It is as if they are living two lives: the daytime one of show and noise and parade of wit and manners, and this inner hushed secret life where they never speak above a whisper and they never touch more than the gentlest kiss on her hand, or her fingers to his cheek, or her hand on his heart.
One evening, someone turns the latch on her bolted bedroom door and Thomas leaps onto the bed, grasps the bedpost, and hides himself in the curtains. I fling open the door, and it is one of the maids, Lucy Luffkyn, bowling in, uninvited with a pile of newly ironed linen.
‘How dare you?’ Kitty demands, and the girl looks at her, open-mouthed.
‘I just brought your shifts for tomorrow? Same as always?’
‘The door was locked. You shouldn’t have tried it. I’ve gone to bed; I’m not to be disturbed just because the laundress has finished ironing!’
‘But you’re not in bed,’ the girl says stupidly. ‘I could see the light from under your door. I could hear voices.’
‘I’m in bed if I say I am! Go at once! And never disturb me at night again, and never try the door. I won’t be woken up by the likes of you!’
I hustle the girl from the room and take the shifts from her.
‘What’s wrong with her?’ she demands rudely. ‘She wasn’t asleep. I could see the light. Why would she lock the two of you in together? What’s she so upset about?’
‘She’s tired,’ I say quickly. ‘We’re all tired. It’s been a long day,and she’s upset that her course has come. Don’t pay any attention to it. Just don’t come in without being told to.’
The young woman, who learned her court manners when Kitty was a playmate with her ladies, is offended. ‘And why are you the only one she sees now?’ she demands.
‘I’m her kinswoman,’ I say flatly. ‘I do as I am bid, and so should you. Don’t come without invitation, don’t try the door without knocking, and don’t question your betters.’

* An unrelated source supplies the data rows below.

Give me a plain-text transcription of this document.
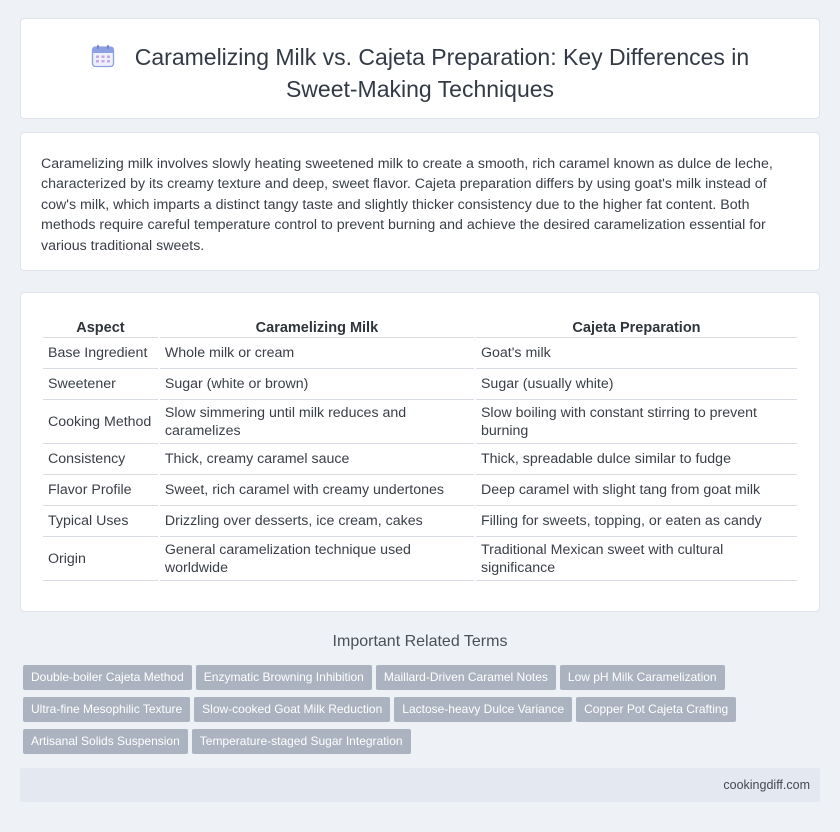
Caramelizing Milk vs. Cajeta Preparation: Key Differences in
Sweet-Making Techniques

Caramelizing milk involves slowly heating sweetened milk to create a smooth, rich caramel known as dulce de leche, characterized by its creamy texture and deep, sweet flavor. Cajeta preparation differs by using goat's milk instead of cow's milk, which imparts a distinct tangy taste and slightly thicker consistency due to the higher fat content. Both methods require careful temperature control to prevent burning and achieve the desired caramelization essential for various traditional sweets.

Aspect	Caramelizing Milk	Cajeta Preparation
Base Ingredient	Whole milk or cream	Goat's milk
Sweetener	Sugar (white or brown)	Sugar (usually white)
Cooking Method	Slow simmering until milk reduces and caramelizes	Slow boiling with constant stirring to prevent burning
Consistency	Thick, creamy caramel sauce	Thick, spreadable dulce similar to fudge
Flavor Profile	Sweet, rich caramel with creamy undertones	Deep caramel with slight tang from goat milk
Typical Uses	Drizzling over desserts, ice cream, cakes	Filling for sweets, topping, or eaten as candy
Origin	General caramelization technique used worldwide	Traditional Mexican sweet with cultural significance
Important Related Terms
Double-boiler Cajeta Method Enzymatic Browning Inhibition Maillard-Driven Caramel Notes Low pH Milk Caramelization Ultra-fine Mesophilic Texture Slow-cooked Goat Milk Reduction Lactose-heavy Dulce Variance Copper Pot Cajeta Crafting Artisanal Solids Suspension Temperature-staged Sugar Integration
cookingdiff.com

She gives a little flounce off to her own bedroom. When I go back into the room, Kitty is unwrapping Thomas from the bed curtain, hopelessly giggling, clinging to each other, muffling their laughter.
‘What a virago you are!’ Thomas exclaims, and Kitty puts her face against his jacket to silence her scream of laughter. ‘I shall never dare to offend you, I swear. What a raking!’
‘You’ll never offend me.’ She lifts her face to his, flushed with laughter. ‘You never could.’
‘I wish to God I could come into your bedroom without knocking,’ he says, suddenly serious, as if shocked by the rush of his own desire. He puts his hands on her waist; he draws her closer. ‘I wish to God we could tell everyone we were locking the door and not to be disturbed until morning.’
PONTEFRACTCASTLE ISa long pause in this progress, which is starting to feel interminable, and now Sir Edward Baynton tells me that the court is to go to York, where the King of Scotland will meet us for talks to bring peace to the border regions and an alliance between the two kingdoms.
‘Any special ceremony?’ I ask, my heart in my mouth, not daring to say the word ‘coronation’.
For once he is smiling. ‘A ceremony in front of King James? With Mary of Guise watching? He’s having half the town rebuilt for something... I would think you could brush off the ermine and send a message to the jewel house.’
He means a coronation, but I only tell Kitty that we are to meet James of Scotland, and every afternoon for a week, we practise the exact depth of curtsey suitable for a neighbouring king.
‘At York?’ she asks.
‘At York,’ I confirm.
The king goes to Hull to inspect the defences with Thomas Culpeper and his riding court. At once, there is a holiday atmosphere for those of us left behind, and we dance for pleasure, not for appearance, and hunt at a full gallop behind hounds giving tongue; we don’t have to wait for driven game. Kitty is playful with her ladies in her rooms again, and everyone knows – but nobody says – that the court is a happier place without the king. Even Lady Mary breathes more easily when her father is not staring at her, wondering whether she is of most use to him in England, paraded as a captured trophy, or whether he should marry her to a foreign prince and send her far away.
Francis Dereham takes the new freedoms too far and sits over his wine after dinner with the senior gentlemen of the queen’s household, as if he were one of them. Of course, they tell him to leave with the other ushers, and madly, in a drunken rush of temper, he claims that he has his place by special favour, and that he will outstay them all.
‘We’ll have to see him and order him to be more discreet,’ I tell the queen. ‘Or we’ll have to dismiss him. We can’t have him speaking of you and talking about special favour.’
‘We can’t dismiss him,’ she says, her eyes dark with apprehension. ‘What about the letters?’
‘Your grandmother said she had them all?’ I check at her aghast expression. ‘Don’t tell me there are others? Oh Kitty! Nothing written by you?’
‘No, and anyway, Grandmother has them all?’
‘Then we deny them and we can dismiss him.’
She orders Francis to her presence chamber, though by rights Sir Edward should dismiss him.